Understanding a Poor Result

[JohnCraigPublic]

I am trying N2V on black and white radiographs. These are 16-bit-per-pixel images. I am applying N2V on the raw image from the sensor, and then applying our usual image processing that enhances edges and contrast. But the resulting image that had N2V processing shows "bands" -- reminds me of how an 8-bit image might look on this kind of data. So, I checked all my file input and output used to train N2V -- I verified that the input is 16-bit-per-pixel, and that the output of applying N2V is indeed 16-bit-perpixel -- and there are not 'missing codes' - so it seems to be true 16-bpp data. So, perhaps the 'bands' are not due to a loss of pixel gray depth -- but something else. I'm assuming that the N2V model uses floating point numbers throughout, so as long as I am careful with feeding it good data, and careful with converting its output back into 16-bpp data, then this should not be the source of problems.

Do you have other ideas about the poor result? Should I try "Struct2V" in case I have structured noise? But if it were structured noise, I expected N2V would just not be very effective, not that it would introduce these bands artifacts.

Thanks if you have any ideas for me. I'm really impressed with your N2V work and hoped it might be a useful tool in my domain which is not microscopy. I will try to attach crops from one example image: without N2V processing and with N2V processing.

[tibuch]

Hi @JohnCraigPublic,

N2V converts the images to float32 and all computations are performed in float32. So precision should not be a problem.

I am not entirely sure which 'bands' you are referring to. The long diagonal ones? Following the shape of the tissue? Or some other ones which might be gone because of the jpg compression?

In Figure 6 of our paper we describe how N2V amplifies structured noise in images. One solution would be to subtract a dark image from the raw image to reduce the structured noise artifacts and then apply N2V. A second option would be to try out StructN2V, which addresses this problem by adapting the shape of the blind-spot.

You could also check the FT of your images and see if you can identify some peaks, which correspond to a repeating pattern. Both in the raw and denoised data.

[fjug]

Hi @JohnCraigPublic,

the bands you’re referring to liok quite interesting indeed (I also expect you mean the diagonal plateau-like patterns). On what data did you train? How much of it? Is it public (could we have a look)? I’m not 100% sure yet how these patterns are so emphasized...

Best, Florian

[JohnCraigPublic]

Thank you for your responses. Yes, referring to the long band-like artifacts that are at about a 45-degree angle in the image.

In our system a dark image is always subtracted from the raw image.

I trained on 60 images, and they are fairly large, typical is 2500 x 2000 pixels. All images were from the same imaging hardware with same subtraction of the dark-image pre-processing. I wouldn't want to post the database publicly, but could get it to you if you actually have resources and interest to spend a little time on this.

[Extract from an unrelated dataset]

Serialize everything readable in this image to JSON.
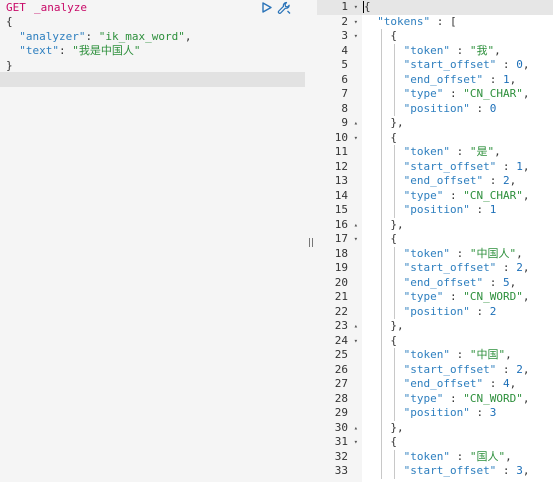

One question I have: my training images are realistic actual-use radiographs of animals. As such, there are regions of bones, regions of varying density soft-tissues, and, perhaps importantly, often a 'collimator shadow' - a lighter portion of the radiograph near one or more edges of the image where little to no radiation hit the detector. I don't know if these varying image regions cause difficulty for N2V for some reason. Lets say the great hope for N2V would be for the "soft tissue" regions - then perhaps I should put together a set of training images composed only of those sub-regions of realistic images -- so N2V would 'learn' the image statistics of the important portion of the image. But then, at run-time (inference time) what would it do to the 'other regions' of the image -- which it never saw examples of during training?

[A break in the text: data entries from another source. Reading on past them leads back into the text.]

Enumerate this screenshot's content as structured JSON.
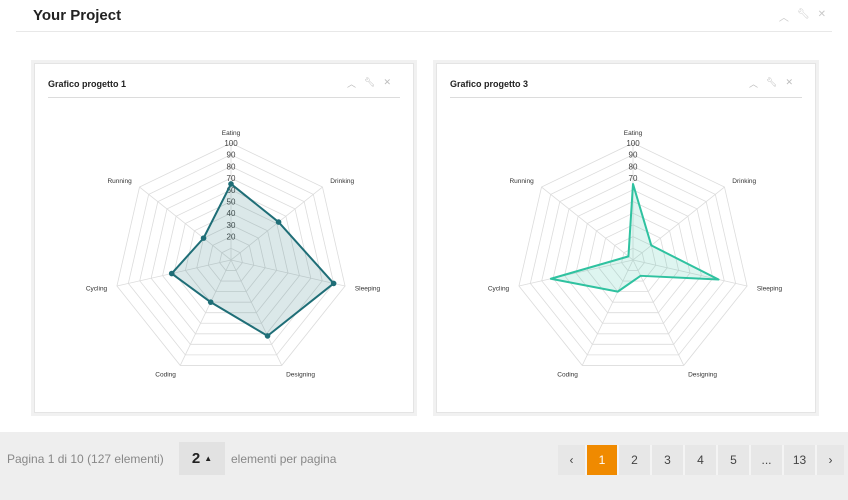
{
  "panel": {
    "title": "Your Project"
  },
  "axes": [
    "Eating",
    "Drinking",
    "Sleeping",
    "Designing",
    "Coding",
    "Cycling",
    "Running"
  ],
  "ticks": [
    "100",
    "90",
    "80",
    "70",
    "60",
    "50",
    "40",
    "30",
    "20"
  ],
  "colors": {
    "accent": "#f08a00",
    "series1": "#1f6e77",
    "series3": "#2fc2a0"
  },
  "chart_data": [
    {
      "type": "radar",
      "title": "Grafico progetto 1",
      "categories": [
        "Eating",
        "Drinking",
        "Sleeping",
        "Designing",
        "Coding",
        "Cycling",
        "Running"
      ],
      "values": [
        65,
        52,
        90,
        72,
        40,
        52,
        30
      ],
      "rmax": 100,
      "ticks": [
        20,
        30,
        40,
        50,
        60,
        70,
        80,
        90,
        100
      ],
      "grid": true
    },
    {
      "type": "radar",
      "title": "Grafico progetto 3",
      "categories": [
        "Eating",
        "Drinking",
        "Sleeping",
        "Designing",
        "Coding",
        "Cycling",
        "Running"
      ],
      "values": [
        65,
        20,
        75,
        15,
        30,
        72,
        5
      ],
      "rmax": 100,
      "ticks": [
        70,
        80,
        90,
        100
      ],
      "grid": true
    }
  ],
  "footer": {
    "info": "Pagina 1 di 10 (127 elementi)",
    "per_page_value": "2",
    "per_page_label": "elementi per pagina"
  },
  "pagination": {
    "prev": "‹",
    "next": "›",
    "pages": [
      "1",
      "2",
      "3",
      "4",
      "5",
      "...",
      "13"
    ],
    "current": "1"
  }
}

I suppose I might try Struct2V if you think that is the next thing to try....

[citypalmtree]

@JohnCraigPublic , hi

Have you corrected your issue with Struct N2V? I get this result on certain images that are more saturated than the others.

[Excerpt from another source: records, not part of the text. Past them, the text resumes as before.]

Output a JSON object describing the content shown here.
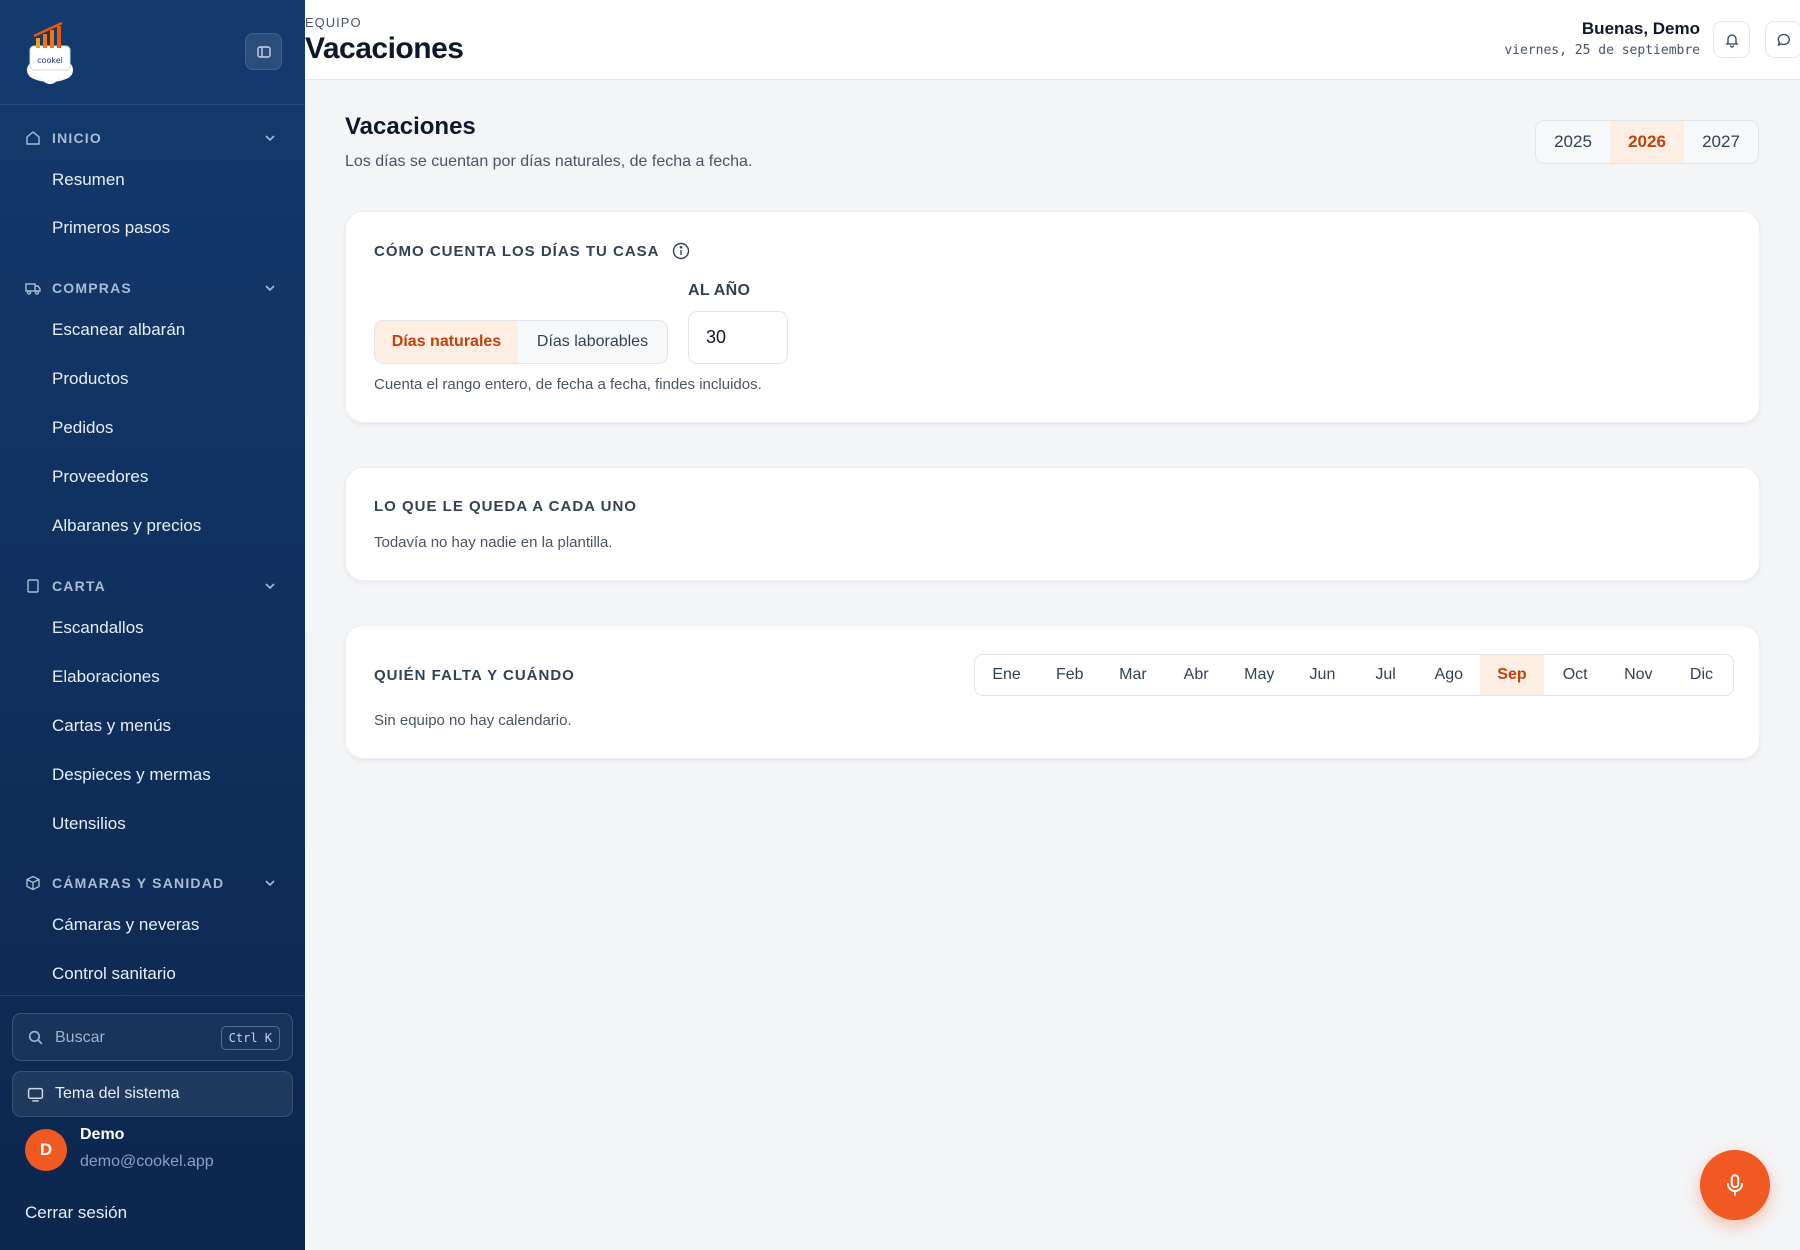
{
  "sidebar": {
    "logo_text": "cookel",
    "sections": [
      {
        "label": "INICIO",
        "items": [
          "Resumen",
          "Primeros pasos"
        ]
      },
      {
        "label": "COMPRAS",
        "items": [
          "Escanear albarán",
          "Productos",
          "Pedidos",
          "Proveedores",
          "Albaranes y precios"
        ]
      },
      {
        "label": "CARTA",
        "items": [
          "Escandallos",
          "Elaboraciones",
          "Cartas y menús",
          "Despieces y mermas",
          "Utensilios"
        ]
      },
      {
        "label": "CÁMARAS Y SANIDAD",
        "items": [
          "Cámaras y neveras",
          "Control sanitario"
        ]
      }
    ],
    "search": {
      "placeholder": "Buscar",
      "shortcut": "Ctrl K"
    },
    "theme_label": "Tema del sistema",
    "user": {
      "initial": "D",
      "name": "Demo",
      "email": "demo@cookel.app"
    },
    "logout_label": "Cerrar sesión"
  },
  "header": {
    "eyebrow": "EQUIPO",
    "title": "Vacaciones",
    "greeting": "Buenas, Demo",
    "date": "viernes, 25 de septiembre"
  },
  "main": {
    "title": "Vacaciones",
    "subtitle": "Los días se cuentan por días naturales, de fecha a fecha.",
    "years": [
      "2025",
      "2026",
      "2027"
    ],
    "selected_year": "2026",
    "count_card": {
      "title": "CÓMO CUENTA LOS DÍAS TU CASA",
      "modes": [
        "Días naturales",
        "Días laborables"
      ],
      "selected_mode": "Días naturales",
      "per_year_label": "AL AÑO",
      "per_year_value": "30",
      "hint": "Cuenta el rango entero, de fecha a fecha, findes incluidos."
    },
    "remaining_card": {
      "title": "LO QUE LE QUEDA A CADA UNO",
      "empty": "Todavía no hay nadie en la plantilla."
    },
    "calendar_card": {
      "title": "QUIÉN FALTA Y CUÁNDO",
      "months": [
        "Ene",
        "Feb",
        "Mar",
        "Abr",
        "May",
        "Jun",
        "Jul",
        "Ago",
        "Sep",
        "Oct",
        "Nov",
        "Dic"
      ],
      "selected_month": "Sep",
      "empty": "Sin equipo no hay calendario."
    }
  },
  "colors": {
    "sidebar_bg": "#0f2f5c",
    "accent": "#f05a22",
    "accent_soft": "#fdeee4",
    "accent_text": "#c2410c"
  }
}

How did you come about solving your issue?

[JohnCraigPublic]

@citypalmtree - I did not solve the issue.

I now tried Struct2V and the result was even worse. So, I'm not sure what is the issue.

[citypalmtree]

@JohnCraigPublic Right, that was my case as well. I tried StructN2V because our images have a structured pattern of noise, but the outcome wasn't as good as regular N2V.

[tibuch]

Hi @JohnCraigPublic,

Could it be that these diagonal stripes are the 'collimator shadow'? What would be an experiment which could confirm or reject this hypothesis?

Your idea of only training on soft tissue makes sense if you are only interested in the soft tissue. For the other regions in the image N2V would certainly predict something (which might even look good), but it should not be used for any further downstream processing since it was not trained to denoise such regions.

Would it be possible to only provide the raw data of the already posted image? Maybe we see something which we can't see in the jpg image.

[tibuch]

I will close this issue for now. Please feel free to reopen it if necessary.